L’Agenzia delle Entrate ha emanato il Provvedimento n. 181301/2020 del 29 aprile 2020, attuativo dell’art. 22 del Dl. n. 124/2019, convertito con modificazioni dalla Legge n. 157/2019, norma che ha introdotto un credito d’imposta a favore degli esercenti attività d’impresa, arte o professioni, pari al 30% delle commissioni addebitate per le transazioni effettuate mediante carte di credito, di debito o prepagate emesse da operatori finanziari soggetti all’obbligo di comunicazione di cui all’art. 7, comma 6, del Dpr. n. 605/1973, nonché per le transazioni effettuate mediante altri strumenti di pagamento elettronici tracciabili.
Ai fini dell’agevolazione, rilevano le commissioni addebitate agli esercenti in relazione a cessioni di beni e prestazioni di servizi rese nei confronti di consumatori finali a partire dal 1° luglio 2020. Il credito è riconosciuto a condizione che gli esercenti, nel corso dell’anno d’imposta precedente a quello di riferimento, abbiano conseguito ricavi e compensi per un importo non superiore ad Euro 400.000.
Il Provvedimento in esame definisce i termini, le modalità e il contenuto delle comunicazioni di cui al comma 5 del predetto art. 22. Si applica ai soggetti “convenzionatori”, vale a dire i soggetti prestatori di servizi di pagamento di cui all’art. 1, comma 1, lett. g), del Dlgs. n. 11/2010, che operano sul territorio nazionale, anche senza stabile organizzazione, ovvero in regime di libera prestazione, e che hanno stipulato con l’esercente un Accordo di convenzionamento per l’accettazione in Italia di carte di pagamento (debito, di credito o prepagata) e di altri strumenti di pagamento elettronici tracciabili.

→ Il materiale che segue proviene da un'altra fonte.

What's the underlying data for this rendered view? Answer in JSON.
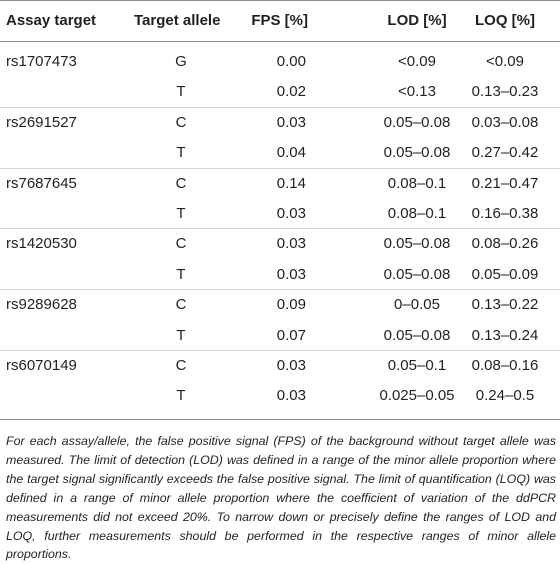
{
  "table": {
    "headers": {
      "assay_target": "Assay target",
      "target_allele": "Target allele",
      "fps": "FPS [%]",
      "lod": "LOD [%]",
      "loq": "LOQ [%]"
    },
    "rows": [
      {
        "assay": "rs1707473",
        "allele": "G",
        "fps": "0.00",
        "lod": "<0.09",
        "loq": "<0.09"
      },
      {
        "assay": "",
        "allele": "T",
        "fps": "0.02",
        "lod": "<0.13",
        "loq": "0.13–0.23"
      },
      {
        "assay": "rs2691527",
        "allele": "C",
        "fps": "0.03",
        "lod": "0.05–0.08",
        "loq": "0.03–0.08"
      },
      {
        "assay": "",
        "allele": "T",
        "fps": "0.04",
        "lod": "0.05–0.08",
        "loq": "0.27–0.42"
      },
      {
        "assay": "rs7687645",
        "allele": "C",
        "fps": "0.14",
        "lod": "0.08–0.1",
        "loq": "0.21–0.47"
      },
      {
        "assay": "",
        "allele": "T",
        "fps": "0.03",
        "lod": "0.08–0.1",
        "loq": "0.16–0.38"
      },
      {
        "assay": "rs1420530",
        "allele": "C",
        "fps": "0.03",
        "lod": "0.05–0.08",
        "loq": "0.08–0.26"
      },
      {
        "assay": "",
        "allele": "T",
        "fps": "0.03",
        "lod": "0.05–0.08",
        "loq": "0.05–0.09"
      },
      {
        "assay": "rs9289628",
        "allele": "C",
        "fps": "0.09",
        "lod": "0–0.05",
        "loq": "0.13–0.22"
      },
      {
        "assay": "",
        "allele": "T",
        "fps": "0.07",
        "lod": "0.05–0.08",
        "loq": "0.13–0.24"
      },
      {
        "assay": "rs6070149",
        "allele": "C",
        "fps": "0.03",
        "lod": "0.05–0.1",
        "loq": "0.08–0.16"
      },
      {
        "assay": "",
        "allele": "T",
        "fps": "0.03",
        "lod": "0.025–0.05",
        "loq": "0.24–0.5"
      }
    ]
  },
  "footnote": "For each assay/allele, the false positive signal (FPS) of the background without target allele was measured. The limit of detection (LOD) was defined in a range of the minor allele proportion where the target signal significantly exceeds the false positive signal. The limit of quantification (LOQ) was defined in a range of minor allele proportion where the coefficient of variation of the ddPCR measurements did not exceed 20%. To narrow down or precisely define the ranges of LOD and LOQ, further measurements should be performed in the respective ranges of minor allele proportions."
}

Il Provvedimento prevede, quale oggetto della comunicazione, i dati delle commissioni addebitate all’esercente per transazioni effettuate con strumenti di pagamento elettronici riconducibili a consumatori finali. I dati sono utilizzati per attività di verifica e controllo. Trattandosi di dati riferibili a dati dichiarativi, saranno utilizzabili per l’analisi del rischio.
L’applicazione del Provvedimento in commento decorre dal 1° luglio 2020, ai sensi dell’art. 22, comma 2, della citata normativa. Le comunicazioni sono predisposte in conformità alle specifiche tecniche allegate al Provvedimento in commento e sono trasmesse all’Agenzia delle Entrate per il tramite del “Sistema di interscambio dati” (“Sid”).